Buying a flagship makes sense, but without measuring this metric you might not find out it's got architectural flaws and provides an inferior experience to alternative cards.

I agree with this 100% but you just hit my pet peeve and I'm not the only one.
Most channels focus on Flagship hardware and ignore the less expensive stuff. I get it, sex sells.
For many people top of the line is overkill and they can't afford it or it just isn't worth it to them.
When a reviewer with a $5000 3-way SLI 980Ti rig that they got for free says "This game runs great!"
I cringe.

Eh I find perceived stutter varies widely on a game by game basis.
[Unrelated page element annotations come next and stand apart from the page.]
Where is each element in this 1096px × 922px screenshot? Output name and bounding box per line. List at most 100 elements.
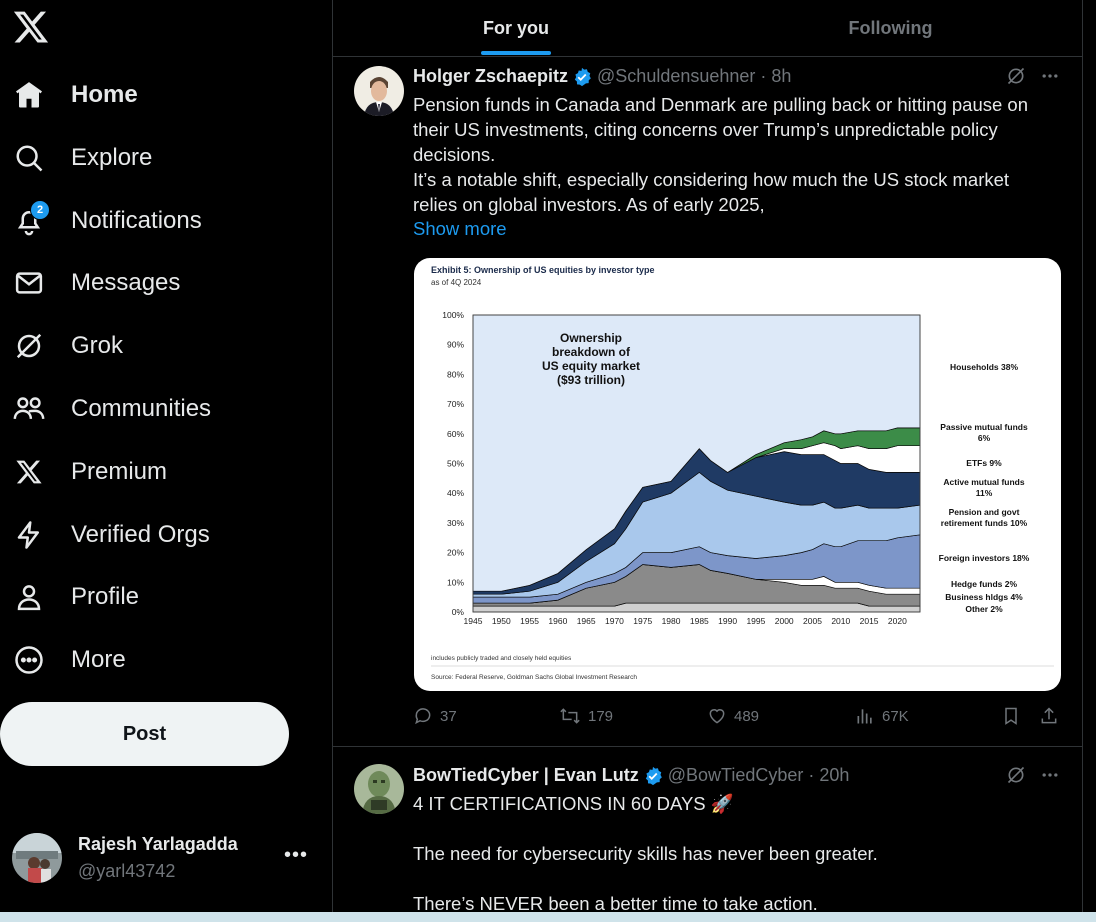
bookmark-button[interactable] [1001, 706, 1021, 726]
lightning-icon [12, 518, 46, 552]
sidebar-item-profile[interactable]: Profile [12, 572, 139, 622]
notification-badge: 2 [30, 200, 50, 220]
sidebar-item-label: Grok [71, 332, 124, 359]
x-tick-label: 1985 [690, 616, 709, 626]
share-button[interactable] [1039, 706, 1059, 726]
sidebar: Home Explore 2 Notifications Messages Gr… [0, 0, 332, 922]
y-tick-label: 40% [447, 488, 464, 498]
x-tick-label: 2020 [888, 616, 907, 626]
home-icon [12, 78, 46, 112]
tweet-text-line [413, 866, 1053, 891]
y-tick-label: 100% [442, 310, 464, 320]
share-icon [1041, 707, 1057, 724]
y-tick-label: 0% [452, 607, 465, 617]
x-tick-label: 1980 [662, 616, 681, 626]
y-tick-label: 80% [447, 369, 464, 379]
sidebar-item-label: Explore [71, 144, 153, 171]
sidebar-item-more[interactable]: More [12, 635, 126, 685]
grok-icon[interactable] [1006, 66, 1026, 86]
legend-label: Active mutual funds [943, 477, 1025, 487]
tab-following[interactable]: Following [699, 0, 1082, 56]
x-tick-label: 2005 [803, 616, 822, 626]
legend-label: 6% [978, 433, 991, 443]
sidebar-item-messages[interactable]: Messages [12, 258, 180, 308]
sidebar-item-label: Profile [71, 583, 140, 610]
tweet-text-line: their US investments, citing concerns ov… [413, 119, 998, 140]
sidebar-item-communities[interactable]: Communities [12, 384, 211, 434]
tweet-author-name[interactable]: BowTiedCyber | Evan Lutz [413, 765, 639, 786]
sidebar-item-grok[interactable]: Grok [12, 321, 123, 371]
sidebar-item-verified-orgs[interactable]: Verified Orgs [12, 510, 210, 560]
x-tick-label: 2010 [831, 616, 850, 626]
x-logo-icon [12, 455, 46, 489]
ownership-chart: Exhibit 5: Ownership of US equities by i… [431, 265, 1054, 681]
envelope-icon [12, 266, 46, 300]
grok-icon[interactable] [1006, 765, 1026, 785]
repost-icon [560, 708, 580, 724]
sidebar-item-label: Notifications [71, 207, 202, 234]
sidebar-item-label: Premium [71, 458, 168, 485]
more-icon[interactable] [1040, 765, 1060, 785]
chart-title: Exhibit 5: Ownership of US equities by i… [431, 265, 655, 275]
tweet-author-name[interactable]: Holger Zschaepitz [413, 66, 568, 87]
x-tick-label: 1955 [520, 616, 539, 626]
sidebar-item-explore[interactable]: Explore [12, 133, 152, 183]
tweet-author-handle[interactable]: @BowTiedCyber · 20h [668, 765, 850, 786]
repost-button[interactable]: 179 [559, 706, 613, 726]
y-tick-label: 30% [447, 518, 464, 528]
y-tick-label: 20% [447, 548, 464, 558]
repost-count: 179 [588, 707, 614, 725]
sidebar-item-label: More [71, 646, 126, 673]
legend-label: Other 2% [965, 604, 1003, 614]
x-logo-icon[interactable] [12, 8, 50, 46]
like-button[interactable]: 489 [707, 706, 759, 726]
search-icon [12, 141, 46, 175]
show-more-link[interactable]: Show more [413, 218, 507, 240]
legend-label: Foreign investors 18% [939, 553, 1030, 563]
sidebar-item-home[interactable]: Home [12, 70, 138, 120]
legend-label: Households 38% [950, 362, 1018, 372]
verified-badge-icon [574, 67, 591, 86]
views-button[interactable]: 67K [855, 706, 909, 726]
tweet-text-line: The need for cybersecurity skills has ne… [413, 843, 878, 864]
sidebar-item-premium[interactable]: Premium [12, 447, 167, 497]
more-icon[interactable] [1040, 66, 1060, 86]
avatar[interactable] [354, 66, 404, 116]
bell-icon: 2 [12, 200, 50, 238]
x-tick-label: 1975 [633, 616, 652, 626]
x-tick-label: 1965 [577, 616, 596, 626]
like-count: 489 [734, 707, 760, 725]
person-icon [12, 580, 46, 614]
legend-label: 11% [976, 488, 993, 498]
center-label-line: US equity market [542, 359, 640, 373]
tweet-text-line: relies on global investors. As of early … [413, 194, 765, 215]
y-tick-label: 60% [447, 429, 464, 439]
y-tick-label: 50% [447, 459, 464, 469]
more-icon[interactable]: ••• [284, 844, 308, 867]
center-label-line: ($93 trillion) [557, 373, 625, 387]
active-tab-indicator [481, 51, 551, 55]
account-switcher[interactable]: Rajesh Yarlagadda @yarl43742 ••• [12, 830, 312, 886]
tweet-author-handle[interactable]: @Schuldensuehner · 8h [597, 66, 791, 87]
y-tick-label: 70% [447, 399, 464, 409]
center-label-line: breakdown of [552, 345, 631, 359]
x-tick-label: 1945 [464, 616, 483, 626]
heart-icon [709, 709, 725, 724]
reply-count: 37 [440, 707, 457, 725]
user-handle: @yarl43742 [78, 861, 176, 881]
sidebar-item-label: Verified Orgs [71, 521, 210, 548]
avatar[interactable] [354, 764, 404, 814]
reply-icon [415, 708, 431, 725]
tweet-header: BowTiedCyber | Evan Lutz @BowTiedCyber ·… [413, 765, 849, 786]
view-count: 67K [882, 707, 909, 725]
chart-subtitle: as of 4Q 2024 [431, 278, 482, 287]
sidebar-item-notifications[interactable]: 2 Notifications [12, 196, 202, 246]
tweet-media-chart[interactable]: Exhibit 5: Ownership of US equities by i… [414, 258, 1061, 691]
post-button[interactable]: Post [0, 702, 289, 766]
tab-for-you[interactable]: For you [333, 0, 699, 56]
legend-label: Business hldgs 4% [945, 592, 1023, 602]
reply-button[interactable]: 37 [413, 706, 457, 726]
legend-label: Hedge funds 2% [951, 579, 1018, 589]
tweet-text-line: It’s a notable shift, especially conside… [413, 169, 1010, 190]
sidebar-item-label: Communities [71, 395, 212, 422]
I'm more concerned with how reviews use either straight max settings or settings that make a flagship GPU give 30-50 fps. This concerns me because maxing settings often doesn't represent better image quality compared to settings that give a vastly better, more playable fps, especially for midrange cards. Because reviews have done it for so long, we now have kids who only say "well I want to play x game at max settings" when they have no idea how any setting impacts image quality.

I get that reviewers do it to ensure delineation between cards, games, and image settings, but it's not representative of how regular people game. What good does knowing a fury x can play gtav at 35fps on max settings at 4k? Not a neck of a lot because who would purposely play a slideshow?

Notably, @Logan doesn't do this and just says turn the damn filters off they're not doing anything noticeable anyway. But he's literally the only one.

A majority of reviewers turn of or turn down filters and AA at higher resolutions like 4K. You don't need them there. But at lower resolutions they do make a difference.

To a point they do. I know I'm hard pressed to see a difference between 4x AA/AS and 16x or 32x. And even more hard pressed to say that difference impacts gameplay in any meaningful way.

A better comparison is the difference between SMAA and FXAA, as there are some games that are sprite-heavy and still get noticable gains from 8x or 16x AA. ARMA 3 is a good example, with trees and grass being abundant and needing of exceptional AA filtering to look remotely clear.